Is there a way to avoid this, and to ship only the components of the array corresponding to the partitions within a given executor ?
This is a case of premature optimization. Sending an array as big as the number of partitions is not going to save you much vs sending just the value for the partition, if at all possible.
However, instead of sending the array as a closure, you should send the array as a
broadcast variable: http://spark.apache.org/docs/latest/programming-guide.html#broadcast-variables
The main difference is that the closure is serialized and sent out for each task, while, from the doc page "Broadcast variables allow the programmer to keep a read-only variable cached on each machine rather than shipping a copy of it with tasks".

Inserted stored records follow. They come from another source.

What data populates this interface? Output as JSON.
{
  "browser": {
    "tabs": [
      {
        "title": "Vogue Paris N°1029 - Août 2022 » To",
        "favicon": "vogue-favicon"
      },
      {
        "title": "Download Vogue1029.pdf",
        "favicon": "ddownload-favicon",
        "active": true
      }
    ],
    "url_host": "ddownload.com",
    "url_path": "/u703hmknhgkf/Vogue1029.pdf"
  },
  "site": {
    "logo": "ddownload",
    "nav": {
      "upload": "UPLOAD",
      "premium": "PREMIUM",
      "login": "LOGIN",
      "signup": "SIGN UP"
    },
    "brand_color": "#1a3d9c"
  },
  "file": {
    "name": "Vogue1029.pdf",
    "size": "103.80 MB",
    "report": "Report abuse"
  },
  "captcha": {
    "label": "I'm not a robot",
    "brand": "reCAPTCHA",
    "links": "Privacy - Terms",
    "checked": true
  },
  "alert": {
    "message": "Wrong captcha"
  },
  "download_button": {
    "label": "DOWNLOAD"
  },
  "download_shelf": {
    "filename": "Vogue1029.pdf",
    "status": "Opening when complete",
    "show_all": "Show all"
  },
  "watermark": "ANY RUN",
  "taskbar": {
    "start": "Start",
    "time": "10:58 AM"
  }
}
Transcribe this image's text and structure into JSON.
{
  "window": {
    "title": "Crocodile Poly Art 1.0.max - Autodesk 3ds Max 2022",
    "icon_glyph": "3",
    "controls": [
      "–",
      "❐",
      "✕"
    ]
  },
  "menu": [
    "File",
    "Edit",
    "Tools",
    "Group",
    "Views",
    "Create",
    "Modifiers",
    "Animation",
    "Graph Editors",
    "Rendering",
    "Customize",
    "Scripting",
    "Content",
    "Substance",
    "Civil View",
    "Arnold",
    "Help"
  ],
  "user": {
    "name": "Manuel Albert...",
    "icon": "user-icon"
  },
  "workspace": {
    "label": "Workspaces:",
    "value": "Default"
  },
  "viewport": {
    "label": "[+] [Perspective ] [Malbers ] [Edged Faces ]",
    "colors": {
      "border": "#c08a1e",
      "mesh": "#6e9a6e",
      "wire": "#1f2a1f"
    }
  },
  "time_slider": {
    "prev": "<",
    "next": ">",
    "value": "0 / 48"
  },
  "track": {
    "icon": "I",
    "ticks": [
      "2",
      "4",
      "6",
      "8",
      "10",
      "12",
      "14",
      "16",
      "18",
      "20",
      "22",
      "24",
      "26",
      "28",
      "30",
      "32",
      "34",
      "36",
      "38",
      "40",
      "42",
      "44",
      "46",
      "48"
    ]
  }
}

Not exactly sending large objects to partitions, but an inverted approach would be to use mapPartition in conjunction with partitioning by columns. Namely, using mapPartition in this fashion would be pulling in the large object on a per partition level vs. on a per row level.

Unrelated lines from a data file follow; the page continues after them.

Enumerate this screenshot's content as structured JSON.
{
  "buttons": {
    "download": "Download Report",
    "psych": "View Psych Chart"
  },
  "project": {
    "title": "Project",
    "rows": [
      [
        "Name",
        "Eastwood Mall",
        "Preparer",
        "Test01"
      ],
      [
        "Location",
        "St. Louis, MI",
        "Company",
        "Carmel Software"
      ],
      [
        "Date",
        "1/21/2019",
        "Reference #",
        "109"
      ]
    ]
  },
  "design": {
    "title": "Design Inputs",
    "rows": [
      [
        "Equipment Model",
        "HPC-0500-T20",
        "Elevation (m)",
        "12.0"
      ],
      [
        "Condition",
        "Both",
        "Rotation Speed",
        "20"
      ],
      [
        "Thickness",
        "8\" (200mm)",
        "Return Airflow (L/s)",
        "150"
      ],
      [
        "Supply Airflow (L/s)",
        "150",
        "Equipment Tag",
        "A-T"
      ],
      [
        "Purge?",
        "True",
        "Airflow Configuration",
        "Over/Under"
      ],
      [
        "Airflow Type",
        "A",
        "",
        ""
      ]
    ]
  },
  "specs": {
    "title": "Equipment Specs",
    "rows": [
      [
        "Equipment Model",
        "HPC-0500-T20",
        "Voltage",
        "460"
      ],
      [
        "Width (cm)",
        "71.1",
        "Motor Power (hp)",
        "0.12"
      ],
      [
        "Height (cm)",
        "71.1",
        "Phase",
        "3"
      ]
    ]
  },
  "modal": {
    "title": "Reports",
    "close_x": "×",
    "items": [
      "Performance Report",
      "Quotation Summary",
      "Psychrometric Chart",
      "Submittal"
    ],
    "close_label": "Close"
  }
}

Spark broadcast error: exceeds spark.akka.frameSize Consider using broadcast

I have a large data called "edges"
org.apache.spark.rdd.RDD[org.apache.spark.graphx.Edge[(String, Int)]] = MappedRDD[27] at map at <console>:52
When I was working in standalone mode, I was able to collect, count and save this file. Now, on a cluster, I'm getting this error
edges.count
...
Serialized task 28:0 was 12519797 bytes which exceeds spark.akka.frameSize
(10485760 bytes). Consider using broadcast variables for large values.
Same with .saveAsTextFile("edges")
This is from the spark-shell. I have tried using the option
--driver-java-options "-Dspark.akka.frameSize=15"
But when I do that, it just hangs indefinitely. Any help would be appreciated.
** EDIT **
My standalone mode was on Spark 1.1.0 and my cluster is Spark 1.0.1.
Also, the hanging occurs when I go to count, collect or saveAs* the RDD, but defining it or doing filters on it work just fine.
The "Consider using broadcast variables for large values" error message usually indicates that you've captured some large variables in function closures. For example, you might have written something like
val someBigObject = ...
rdd.mapPartitions { x => doSomething(someBigObject, x) }.count()
which causes someBigObject to be captured and serialized with your task. If you're doing something like that, you can use a broadcast variable instead, which will cause only a reference to the object to be stored in the task itself, while the actual object data will be sent separately.
In Spark 1.1.0+, it isn't strictly necessary to use broadcast variables for this, since tasks will automatically be broadcast (see SPARK-2521 for more details). There are still reasons to use broadcast variables (such as sharing a big object across multiple actions / jobs), but you won't need to use it to avoid frame size errors.
Another option is to increase the Akka frame size. In any Spark version, you should be able to set the spark.akka.frameSize setting in SparkConf prior to creating your SparkContext. As you may have noticed, though, this is a little harder in spark-shell, where the context is created for you. In newer versions of Spark (1.1.0 and higher), you can pass --conf spark.akka.frameSize=16 when launching spark-shell. In Spark 1.0.1 or 1.0.2, you should be able to pass --driver-java-options "-Dspark.akka.frameSize=16" instead.